[Coral-List] Is there data to indicate an electronic ICRS would be valuable?

Lescinsky, Halard hlescinsky at otterbein.edu
Sun Mar 15 14:57:59 UTC 2020


While the Carbon footprint and (now) health repercussions of in-person conferences are certainly worth considering, it would be naïve to suggest, without any sort of data, that a teleconference would accomplish the same goals as an in-person conference.  Does anyone have any assessment data that compares the effectiveness of in-person vs electronic conferences?  As a teacher I know that just making something available on-line is very different from someone actively participating and learning.  Electronic chatrooms might be equivalent to the casual brainstorming that occurs over coffee and a Danish, but is there any evidence to suggest that this is true?   The oft repeated mantra is that conferences are primarily for networking (particularly for young scientists).  It might be possible to do this electronically- but does it actually happen?

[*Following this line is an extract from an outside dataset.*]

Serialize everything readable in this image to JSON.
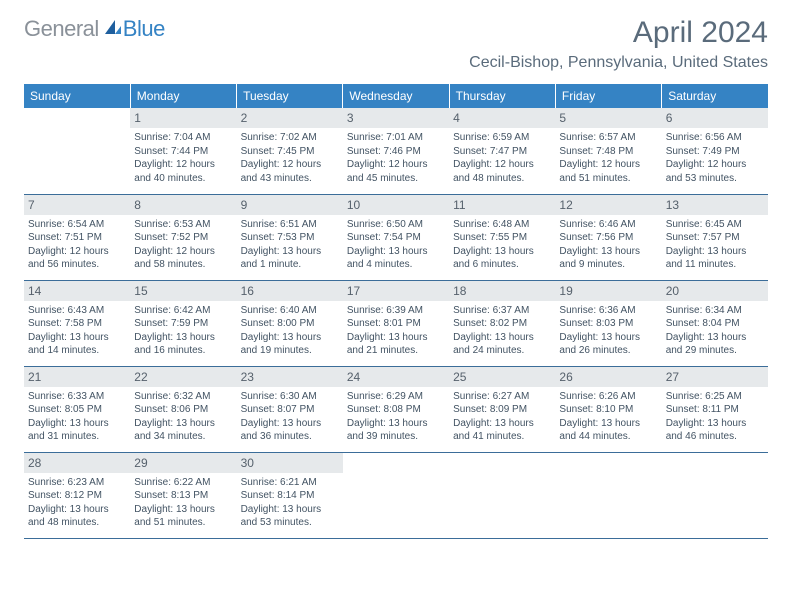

My more scientific concern about teleconferences, is one that I posted on Coral List several years ago when there was similar discussion about ICRS going electronic.  I think each person keeps current in their particular subfield pretty well, but the real value of an ICRS is the exposure to all the other subfields of coral reef science, the ones we don’t know as well.    The co-mingling of ideas and the updates in areas we haven’t thought much about are the key value (beyond networking) of a big multidisciplinary conference such as ICRS.  An electronic conference would be more like an electronic newspaper, where people tend to only read the stories they immediately connect with.  Sure, the same happens to some extent with multiple concurrent sessions at a big meeting, but the bottom line is that at a physical conference, attendees are stuck there for several days, and just walking around, or getting stuck in a session they hadn’t planned to go to, they are exposed to a breadth of topics they wouldn’t have otherwise considered.

Perhaps scientists would lock themselves in their individual offices and live and breathe reef science of all types for the better part of a week, but I doubt if any of us actually would.  Just because something can be done technologically, doesn’t mean it will have the same value and utility to the attendees.  I’d want some data about how useful an electronic conference would actually be, before scrapping a face to face conference.  Of course if Corona renders a face to face conference impossible, than an electronic option might be better than nothing, but it’s naïve to think such an e-conference would be comparable in value unless robust assessment data suggested otherwise.